[Chamada para (in)submissões] Dossiê #12 - Judaísmo An-Árquico: Antissionismo, Messianismo e Cabala Radical | Dossiê organizado por Andityas Matos e Yochanan Schimmelpfennig
Recebimento de trabalhos no formato de artigos científicos, ensaios, resenhas, entrevistas, textos literários, imagens ou outros formatos que reflitam sobre a temática, com prazo de envio até 30 de novembro de 2025.
Vivemos um momento sombrio, em que o Estado de Israel não apenas perpetra o extermínio sistemático do povo palestino, mas também comete um suicídio espiritual, político e ontológico: uma traição profunda e definitiva à herança viva do judaísmo. Neste contexto histórico e ético, impõe-se a necessidade de reabrir o campo do judaico a partir de chaves heréticas, libertárias e proféticas. Este dossiê parte de uma hipótese: há um judaísmo que não se deixou capturar nem pela ortodoxia rabínica nem pela razão de Estado sionista — um judaísmo sem essência, sem povo, sem templo — e é esse o judaísmo que queremos convocar.
Judaísmo an-árquico é, assim, o nome estratégico de uma disputa. Não se trata de representar o judaísmo, mas de desorganizar seus centros de poder: desconstruir a identidade como teologia política, desafiar a soberania como forma de organização messiânica e propor leituras insurgentes da tradição — da cabala à crítica materialista da linguagem, da exegese nômade à desobediência litúrgica.
Convidamos pesquisadoras e pesquisadores que, desde dentro ou das margens da tradição judaica, pensem com ou contra ela. Interessa-nos especialmente a reinterpretação crítica de autores como Walter Benjamin, Gershom Scholem, Franz Rosenzweig, Emmanuel Levinas, Jacob Taubes, entre outros, assim como abordagens mais experimentais, que articulem o judaísmo com pensamento anarquista, mística, crítica da modernidade, linguagens poéticas e messianismos não soberanos. Pensadores polêmicos como Oskar Goldberg, cuja crítica ao sionismo é inseparável de uma cosmologia racial ambígua, também são bem-vindos, desde que submetidos a uma análise rigorosa e não apologética.

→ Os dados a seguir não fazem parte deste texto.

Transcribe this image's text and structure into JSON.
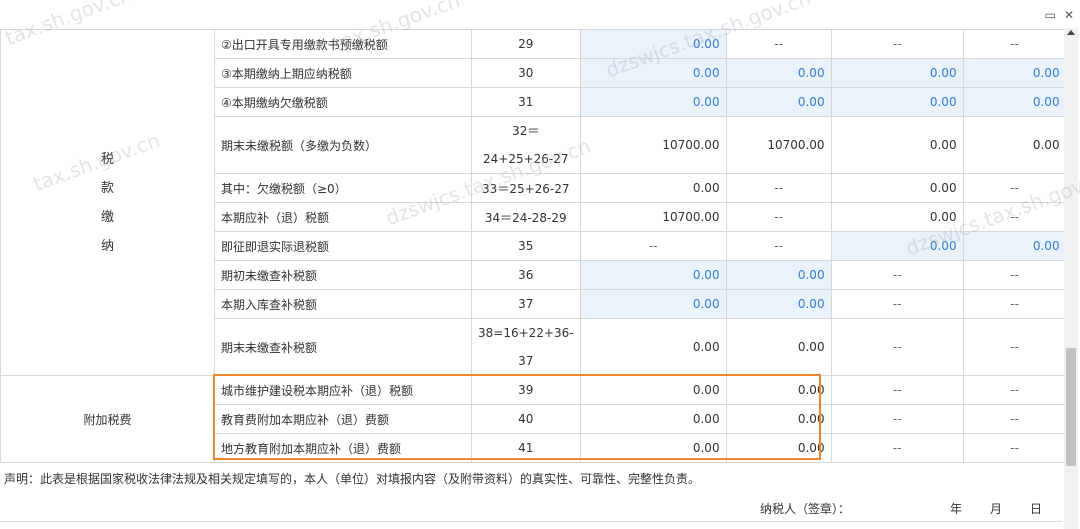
{
  "window": {
    "maximize_icon": "maximize-icon",
    "close_icon": "close-icon"
  },
  "section_tax_payment": {
    "label_chars": [
      "税",
      "款",
      "缴",
      "纳"
    ]
  },
  "section_surcharge": {
    "label": "附加税费"
  },
  "rows": [
    {
      "name": "②出口开具专用缴款书预缴税额",
      "code": "29",
      "c1": "0.00",
      "c2": "--",
      "c3": "--",
      "c4": "--"
    },
    {
      "name": "③本期缴纳上期应纳税额",
      "code": "30",
      "c1": "0.00",
      "c2": "0.00",
      "c3": "0.00",
      "c4": "0.00"
    },
    {
      "name": "④本期缴纳欠缴税额",
      "code": "31",
      "c1": "0.00",
      "c2": "0.00",
      "c3": "0.00",
      "c4": "0.00"
    },
    {
      "name": "期末未缴税额（多缴为负数）",
      "code": "32＝24+25+26-27",
      "c1": "10700.00",
      "c2": "10700.00",
      "c3": "0.00",
      "c4": "0.00"
    },
    {
      "name": "其中：欠缴税额（≥0）",
      "code": "33＝25+26-27",
      "c1": "0.00",
      "c2": "--",
      "c3": "0.00",
      "c4": "--"
    },
    {
      "name": "本期应补（退）税额",
      "code": "34＝24-28-29",
      "c1": "10700.00",
      "c2": "--",
      "c3": "0.00",
      "c4": "--"
    },
    {
      "name": "即征即退实际退税额",
      "code": "35",
      "c1": "--",
      "c2": "--",
      "c3": "0.00",
      "c4": "0.00"
    },
    {
      "name": "期初未缴查补税额",
      "code": "36",
      "c1": "0.00",
      "c2": "0.00",
      "c3": "--",
      "c4": "--"
    },
    {
      "name": "本期入库查补税额",
      "code": "37",
      "c1": "0.00",
      "c2": "0.00",
      "c3": "--",
      "c4": "--"
    },
    {
      "name": "期末未缴查补税额",
      "code": "38=16+22+36-37",
      "c1": "0.00",
      "c2": "0.00",
      "c3": "--",
      "c4": "--"
    },
    {
      "name": "城市维护建设税本期应补（退）税额",
      "code": "39",
      "c1": "0.00",
      "c2": "0.00",
      "c3": "--",
      "c4": "--"
    },
    {
      "name": "教育费附加本期应补（退）费额",
      "code": "40",
      "c1": "0.00",
      "c2": "0.00",
      "c3": "--",
      "c4": "--"
    },
    {
      "name": "地方教育附加本期应补（退）费额",
      "code": "41",
      "c1": "0.00",
      "c2": "0.00",
      "c3": "--",
      "c4": "--"
    }
  ],
  "declaration": {
    "statement": "声明：此表是根据国家税收法律法规及相关规定填写的，本人（单位）对填报内容（及附带资料）的真实性、可靠性、完整性负责。",
    "signature": "纳税人（签章）：",
    "year": "年",
    "month": "月",
    "day": "日"
  },
  "watermarks": [
    "tax.sh.gov.cn",
    "dzswjcs.tax.sh.gov.cn"
  ],
  "colors": {
    "editable_bg": "#eaf2fb",
    "editable_text": "#2f7ed8",
    "highlight": "#f0852c"
  }
}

Um exemplo do uso radical do judaísmo está na teoria dos Processos de Filtração Quase-Topológica (PQF) de Yochanan Schimmelpfennig, que lê a Torá não como texto revelado nem como código legal, mas como infraestrutura rítmica de perturbação. Segundo a PQF, a Torá não funda um povo, não organiza uma comunidade, não regula a ética, mas filtra, distorce e corta. Nessa perspectiva, o hebraísmo não é religião, idioma nem etnicidade, e sim uma configuração topológica de dissonância. Os conceitos-chave da tradição não são significantes estáveis, mas operadores de acesso: nefesh é ritmo corporal, não alma; tikvah é tensão sem trajetória; korban é dobra, não sacrifício; zar é o não-integrável; e shabbat é corte, não descanso. A crítica ao sionismo se apoia então não em simples argumentos políticos, mas em uma hipótese ontológica pós-fundacional de natureza filtracional: o sionismo é uma catástrofe topológica, uma fixação do ritmo, uma tentativa de imobilizar a intensidade nas formas de território, identidade e fronteira. Ao invés de ayin (o sem-fundamento), o sionismo produz chão. Em vez de zar, designa o inimigo. Onde tikvah deveria permanecer como tensão sem vetor, o sionismo a captura como projeto político.

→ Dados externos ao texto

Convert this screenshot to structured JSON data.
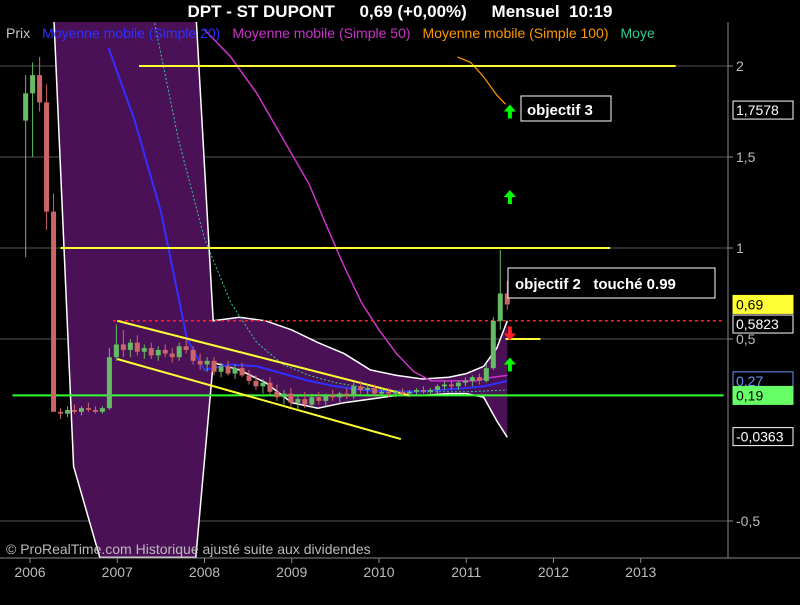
{
  "header": {
    "symbol": "DPT - ST DUPONT",
    "price": "0,69 (+0,00%)",
    "period": "Mensuel",
    "time": "10:19"
  },
  "legend": {
    "items": [
      {
        "label": "Prix",
        "color": "#c8c8c8"
      },
      {
        "label": "Moyenne mobile (Simple 20)",
        "color": "#3030ff"
      },
      {
        "label": "Moyenne mobile (Simple 50)",
        "color": "#cc33cc"
      },
      {
        "label": "Moyenne mobile (Simple 100)",
        "color": "#ff9900"
      },
      {
        "label": "Moye",
        "color": "#33cc99"
      }
    ]
  },
  "copyright": "© ProRealTime.com Historique ajusté suite aux dividendes",
  "annotations": {
    "objectif3": "objectif 3",
    "objectif2": "objectif 2   touché 0.99"
  },
  "price_tags": [
    {
      "label": "1,7578",
      "value": 1.7578,
      "bg": "#000000",
      "fg": "#ffffff",
      "border": "#ffffff"
    },
    {
      "label": "0,69",
      "value": 0.69,
      "bg": "#ffff33",
      "fg": "#000000",
      "border": "#ffff33"
    },
    {
      "label": "0,5823",
      "value": 0.5823,
      "bg": "#000000",
      "fg": "#ffffff",
      "border": "#ffffff"
    },
    {
      "label": "0,27",
      "value": 0.27,
      "bg": "#000000",
      "fg": "#6699ff",
      "border": "#6699ff"
    },
    {
      "label": "0,19",
      "value": 0.19,
      "bg": "#66ff66",
      "fg": "#000000",
      "border": "#66ff66"
    },
    {
      "label": "-0,0363",
      "value": -0.0363,
      "bg": "#000000",
      "fg": "#ffffff",
      "border": "#ffffff"
    }
  ],
  "colors": {
    "background": "#000000",
    "band_fill": "#4b1156",
    "band_edge": "#ffffff",
    "ma20": "#3030ff",
    "ma50": "#cc33cc",
    "ma100": "#ff9900",
    "ma_dotted": "#33cc99",
    "resistance": "#ffff33",
    "support_green": "#33ff33",
    "red_dotted": "#ff2222",
    "grid": "#555555",
    "up_candle": "#66bb66",
    "down_candle": "#cc6666",
    "arrow_up": "#00ff00",
    "arrow_down": "#ff2222"
  },
  "chart_data": {
    "type": "candlestick",
    "title": "DPT - ST DUPONT",
    "ylim": [
      -0.7,
      2.3
    ],
    "y_ticks": [
      {
        "value": 2,
        "label": "2"
      },
      {
        "value": 1.5,
        "label": "1,5"
      },
      {
        "value": 1,
        "label": "1"
      },
      {
        "value": 0.5,
        "label": "0,5"
      },
      {
        "value": -0.5,
        "label": "-0,5"
      }
    ],
    "x_ticks": [
      {
        "value": 2006.0,
        "label": "2006"
      },
      {
        "value": 2007.0,
        "label": "2007"
      },
      {
        "value": 2008.0,
        "label": "2008"
      },
      {
        "value": 2009.0,
        "label": "2009"
      },
      {
        "value": 2010.0,
        "label": "2010"
      },
      {
        "value": 2011.0,
        "label": "2011"
      },
      {
        "value": 2012.0,
        "label": "2012"
      },
      {
        "value": 2013.0,
        "label": "2013"
      }
    ],
    "candles": [
      {
        "t": 2005.95,
        "o": 1.7,
        "h": 1.95,
        "l": 0.95,
        "c": 1.85
      },
      {
        "t": 2006.03,
        "o": 1.85,
        "h": 2.02,
        "l": 1.5,
        "c": 1.95
      },
      {
        "t": 2006.11,
        "o": 1.95,
        "h": 2.05,
        "l": 1.75,
        "c": 1.8
      },
      {
        "t": 2006.19,
        "o": 1.8,
        "h": 1.9,
        "l": 1.1,
        "c": 1.2
      },
      {
        "t": 2006.27,
        "o": 1.2,
        "h": 1.3,
        "l": 0.2,
        "c": 0.1
      },
      {
        "t": 2006.35,
        "o": 0.1,
        "h": 0.12,
        "l": 0.06,
        "c": 0.09
      },
      {
        "t": 2006.43,
        "o": 0.09,
        "h": 0.13,
        "l": 0.07,
        "c": 0.11
      },
      {
        "t": 2006.51,
        "o": 0.11,
        "h": 0.14,
        "l": 0.09,
        "c": 0.1
      },
      {
        "t": 2006.59,
        "o": 0.1,
        "h": 0.13,
        "l": 0.08,
        "c": 0.12
      },
      {
        "t": 2006.67,
        "o": 0.12,
        "h": 0.15,
        "l": 0.1,
        "c": 0.11
      },
      {
        "t": 2006.75,
        "o": 0.11,
        "h": 0.13,
        "l": 0.09,
        "c": 0.1
      },
      {
        "t": 2006.83,
        "o": 0.1,
        "h": 0.13,
        "l": 0.09,
        "c": 0.12
      },
      {
        "t": 2006.91,
        "o": 0.12,
        "h": 0.45,
        "l": 0.11,
        "c": 0.4
      },
      {
        "t": 2006.99,
        "o": 0.4,
        "h": 0.58,
        "l": 0.38,
        "c": 0.47
      },
      {
        "t": 2007.07,
        "o": 0.47,
        "h": 0.55,
        "l": 0.4,
        "c": 0.44
      },
      {
        "t": 2007.15,
        "o": 0.44,
        "h": 0.5,
        "l": 0.4,
        "c": 0.48
      },
      {
        "t": 2007.23,
        "o": 0.48,
        "h": 0.52,
        "l": 0.41,
        "c": 0.43
      },
      {
        "t": 2007.31,
        "o": 0.43,
        "h": 0.47,
        "l": 0.39,
        "c": 0.45
      },
      {
        "t": 2007.39,
        "o": 0.45,
        "h": 0.48,
        "l": 0.39,
        "c": 0.41
      },
      {
        "t": 2007.47,
        "o": 0.41,
        "h": 0.46,
        "l": 0.38,
        "c": 0.44
      },
      {
        "t": 2007.55,
        "o": 0.44,
        "h": 0.47,
        "l": 0.4,
        "c": 0.42
      },
      {
        "t": 2007.63,
        "o": 0.42,
        "h": 0.45,
        "l": 0.37,
        "c": 0.4
      },
      {
        "t": 2007.71,
        "o": 0.4,
        "h": 0.48,
        "l": 0.38,
        "c": 0.46
      },
      {
        "t": 2007.79,
        "o": 0.46,
        "h": 0.5,
        "l": 0.42,
        "c": 0.44
      },
      {
        "t": 2007.87,
        "o": 0.44,
        "h": 0.46,
        "l": 0.36,
        "c": 0.38
      },
      {
        "t": 2007.95,
        "o": 0.38,
        "h": 0.42,
        "l": 0.33,
        "c": 0.36
      },
      {
        "t": 2008.03,
        "o": 0.36,
        "h": 0.4,
        "l": 0.32,
        "c": 0.38
      },
      {
        "t": 2008.11,
        "o": 0.38,
        "h": 0.4,
        "l": 0.3,
        "c": 0.32
      },
      {
        "t": 2008.19,
        "o": 0.32,
        "h": 0.37,
        "l": 0.29,
        "c": 0.35
      },
      {
        "t": 2008.27,
        "o": 0.35,
        "h": 0.38,
        "l": 0.3,
        "c": 0.31
      },
      {
        "t": 2008.35,
        "o": 0.31,
        "h": 0.36,
        "l": 0.28,
        "c": 0.34
      },
      {
        "t": 2008.43,
        "o": 0.34,
        "h": 0.37,
        "l": 0.29,
        "c": 0.3
      },
      {
        "t": 2008.51,
        "o": 0.3,
        "h": 0.33,
        "l": 0.25,
        "c": 0.27
      },
      {
        "t": 2008.59,
        "o": 0.27,
        "h": 0.3,
        "l": 0.22,
        "c": 0.24
      },
      {
        "t": 2008.67,
        "o": 0.24,
        "h": 0.28,
        "l": 0.2,
        "c": 0.26
      },
      {
        "t": 2008.75,
        "o": 0.26,
        "h": 0.29,
        "l": 0.19,
        "c": 0.21
      },
      {
        "t": 2008.83,
        "o": 0.21,
        "h": 0.25,
        "l": 0.16,
        "c": 0.18
      },
      {
        "t": 2008.91,
        "o": 0.18,
        "h": 0.22,
        "l": 0.14,
        "c": 0.2
      },
      {
        "t": 2008.99,
        "o": 0.2,
        "h": 0.23,
        "l": 0.13,
        "c": 0.15
      },
      {
        "t": 2009.07,
        "o": 0.15,
        "h": 0.19,
        "l": 0.11,
        "c": 0.17
      },
      {
        "t": 2009.15,
        "o": 0.17,
        "h": 0.21,
        "l": 0.12,
        "c": 0.14
      },
      {
        "t": 2009.23,
        "o": 0.14,
        "h": 0.2,
        "l": 0.12,
        "c": 0.18
      },
      {
        "t": 2009.31,
        "o": 0.18,
        "h": 0.21,
        "l": 0.14,
        "c": 0.16
      },
      {
        "t": 2009.39,
        "o": 0.16,
        "h": 0.2,
        "l": 0.13,
        "c": 0.19
      },
      {
        "t": 2009.47,
        "o": 0.19,
        "h": 0.22,
        "l": 0.16,
        "c": 0.18
      },
      {
        "t": 2009.55,
        "o": 0.18,
        "h": 0.21,
        "l": 0.15,
        "c": 0.2
      },
      {
        "t": 2009.63,
        "o": 0.2,
        "h": 0.23,
        "l": 0.17,
        "c": 0.19
      },
      {
        "t": 2009.71,
        "o": 0.19,
        "h": 0.26,
        "l": 0.17,
        "c": 0.24
      },
      {
        "t": 2009.79,
        "o": 0.24,
        "h": 0.27,
        "l": 0.2,
        "c": 0.22
      },
      {
        "t": 2009.87,
        "o": 0.22,
        "h": 0.25,
        "l": 0.19,
        "c": 0.23
      },
      {
        "t": 2009.95,
        "o": 0.23,
        "h": 0.25,
        "l": 0.19,
        "c": 0.2
      },
      {
        "t": 2010.03,
        "o": 0.2,
        "h": 0.23,
        "l": 0.18,
        "c": 0.21
      },
      {
        "t": 2010.11,
        "o": 0.21,
        "h": 0.23,
        "l": 0.18,
        "c": 0.2
      },
      {
        "t": 2010.19,
        "o": 0.2,
        "h": 0.22,
        "l": 0.18,
        "c": 0.21
      },
      {
        "t": 2010.27,
        "o": 0.21,
        "h": 0.23,
        "l": 0.19,
        "c": 0.2
      },
      {
        "t": 2010.35,
        "o": 0.2,
        "h": 0.22,
        "l": 0.18,
        "c": 0.21
      },
      {
        "t": 2010.43,
        "o": 0.21,
        "h": 0.23,
        "l": 0.19,
        "c": 0.22
      },
      {
        "t": 2010.51,
        "o": 0.22,
        "h": 0.24,
        "l": 0.2,
        "c": 0.21
      },
      {
        "t": 2010.59,
        "o": 0.21,
        "h": 0.23,
        "l": 0.19,
        "c": 0.22
      },
      {
        "t": 2010.67,
        "o": 0.22,
        "h": 0.25,
        "l": 0.2,
        "c": 0.24
      },
      {
        "t": 2010.75,
        "o": 0.24,
        "h": 0.27,
        "l": 0.22,
        "c": 0.25
      },
      {
        "t": 2010.83,
        "o": 0.25,
        "h": 0.27,
        "l": 0.22,
        "c": 0.24
      },
      {
        "t": 2010.91,
        "o": 0.24,
        "h": 0.27,
        "l": 0.22,
        "c": 0.26
      },
      {
        "t": 2010.99,
        "o": 0.26,
        "h": 0.29,
        "l": 0.24,
        "c": 0.27
      },
      {
        "t": 2011.07,
        "o": 0.27,
        "h": 0.3,
        "l": 0.24,
        "c": 0.29
      },
      {
        "t": 2011.15,
        "o": 0.29,
        "h": 0.31,
        "l": 0.25,
        "c": 0.27
      },
      {
        "t": 2011.23,
        "o": 0.27,
        "h": 0.36,
        "l": 0.26,
        "c": 0.34
      },
      {
        "t": 2011.31,
        "o": 0.34,
        "h": 0.62,
        "l": 0.33,
        "c": 0.6
      },
      {
        "t": 2011.39,
        "o": 0.6,
        "h": 0.99,
        "l": 0.55,
        "c": 0.75
      },
      {
        "t": 2011.47,
        "o": 0.75,
        "h": 0.82,
        "l": 0.66,
        "c": 0.69
      }
    ],
    "bollinger": {
      "t": [
        2006.27,
        2006.5,
        2006.8,
        2007.0,
        2007.3,
        2007.6,
        2007.9,
        2008.1,
        2008.4,
        2008.7,
        2009.0,
        2009.3,
        2009.6,
        2009.9,
        2010.2,
        2010.5,
        2010.8,
        2011.0,
        2011.2,
        2011.35,
        2011.47
      ],
      "upper": [
        2.3,
        2.3,
        2.3,
        2.3,
        2.3,
        2.3,
        2.3,
        0.6,
        0.62,
        0.6,
        0.55,
        0.48,
        0.42,
        0.33,
        0.3,
        0.28,
        0.29,
        0.31,
        0.35,
        0.45,
        0.6
      ],
      "lower": [
        2.3,
        -0.2,
        -0.7,
        -0.7,
        -0.7,
        -0.7,
        -0.7,
        0.37,
        0.33,
        0.26,
        0.15,
        0.12,
        0.15,
        0.17,
        0.19,
        0.19,
        0.2,
        0.2,
        0.18,
        0.05,
        -0.04
      ]
    },
    "ma20": {
      "t": [
        2006.9,
        2007.2,
        2007.5,
        2007.8,
        2008.0,
        2008.3,
        2008.6,
        2008.9,
        2009.2,
        2009.5,
        2009.8,
        2010.1,
        2010.4,
        2010.7,
        2011.0,
        2011.2,
        2011.47
      ],
      "y": [
        2.1,
        1.7,
        1.2,
        0.5,
        0.33,
        0.36,
        0.35,
        0.31,
        0.27,
        0.24,
        0.22,
        0.21,
        0.21,
        0.22,
        0.23,
        0.24,
        0.27
      ]
    },
    "ma50": {
      "t": [
        2008.0,
        2008.3,
        2008.6,
        2008.9,
        2009.2,
        2009.4,
        2009.6,
        2009.8,
        2010.0,
        2010.2,
        2010.4,
        2010.6,
        2010.9,
        2011.1,
        2011.3,
        2011.47
      ],
      "y": [
        2.2,
        2.05,
        1.85,
        1.6,
        1.35,
        1.12,
        0.9,
        0.7,
        0.55,
        0.42,
        0.32,
        0.27,
        0.27,
        0.27,
        0.29,
        0.3
      ]
    },
    "ma100": {
      "t": [
        2010.9,
        2011.05,
        2011.2,
        2011.35,
        2011.45
      ],
      "y": [
        2.05,
        2.02,
        1.94,
        1.84,
        1.79
      ]
    },
    "ma_dotted": {
      "t": [
        2007.4,
        2007.7,
        2008.0,
        2008.3,
        2008.6,
        2008.9,
        2009.2,
        2009.5,
        2010.0,
        2010.5,
        2011.0,
        2011.47
      ],
      "y": [
        2.3,
        1.6,
        1.05,
        0.7,
        0.48,
        0.36,
        0.3,
        0.26,
        0.22,
        0.21,
        0.21,
        0.22
      ]
    },
    "lines": [
      {
        "name": "resistance-2",
        "type": "horizontal",
        "y": 2.0,
        "t0": 2007.25,
        "t1": 2013.4,
        "color": "#ffff33",
        "dash": ""
      },
      {
        "name": "resistance-1",
        "type": "horizontal",
        "y": 1.0,
        "t0": 2006.35,
        "t1": 2012.65,
        "color": "#ffff33",
        "dash": ""
      },
      {
        "name": "target-0-5",
        "type": "horizontal",
        "y": 0.5,
        "t0": 2011.45,
        "t1": 2011.85,
        "color": "#ffff33",
        "dash": ""
      },
      {
        "name": "red-dotted",
        "type": "horizontal",
        "y": 0.6,
        "t0": 2006.95,
        "t1": 2013.95,
        "color": "#ff2222",
        "dash": "3,3"
      },
      {
        "name": "green-support",
        "type": "horizontal",
        "y": 0.19,
        "t0": 2005.8,
        "t1": 2013.95,
        "color": "#33ff33",
        "dash": ""
      },
      {
        "name": "channel-upper",
        "type": "segment",
        "t0": 2007.0,
        "y0": 0.6,
        "t1": 2010.35,
        "y1": 0.19,
        "color": "#ffff33",
        "dash": ""
      },
      {
        "name": "channel-lower",
        "type": "segment",
        "t0": 2007.0,
        "y0": 0.39,
        "t1": 2010.25,
        "y1": -0.05,
        "color": "#ffff33",
        "dash": ""
      }
    ],
    "arrows": [
      {
        "name": "arrow-up-1",
        "t": 2011.5,
        "y": 1.75,
        "dir": "up"
      },
      {
        "name": "arrow-up-2",
        "t": 2011.5,
        "y": 1.28,
        "dir": "up"
      },
      {
        "name": "arrow-up-3",
        "t": 2011.5,
        "y": 0.36,
        "dir": "up"
      },
      {
        "name": "arrow-down-1",
        "t": 2011.5,
        "y": 0.53,
        "dir": "down"
      }
    ]
  }
}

Enfim, este dossiê não busca afirmar uma ortodoxia alternativa, mas abrir um campo de pensamento: intensificar a heresia como gesto político, reativar a tradição como dimensão de conflito, fazer da linguagem um espaço de exílio, e não de origem. Porque, como já intuíra Taubes, o judeu é, talvez, aquele que insiste em não ser povo. A convocatória está aberta a todas e todos que queiram intervir nesse território instável e perigoso.
Ressaltamos ainda que, para além desse dossiê temático, a revista (Des)troços recebe arremessos em fluxo contínuo de caráter geral que se vinculem ao pensamento radical e à linha editorial do periódico, conforme descrito em: https://periodicos.ufmg.br/index.php/revistadestrocos/about. As contribuições devem ser enviadas por meio do sistema OJS, respeitando-se as regras de submissão no caso de textos (https://periodicos.ufmg.br/index.php/revistadestrocos/about/submissions). As exigências de titulação não se aplicam às autoras de imagens, cujas contribuições serão avaliadas unicamente pela comissão editorial. As contribuições sob a forma de textos serão avaliadas pelo comitê editorial e pelo sistema de double blind review. Uma vez aprovados, textos e imagens serão publicados no décimo segundo número da revista, previsto para ser lançado no primeiro semestre de 2026.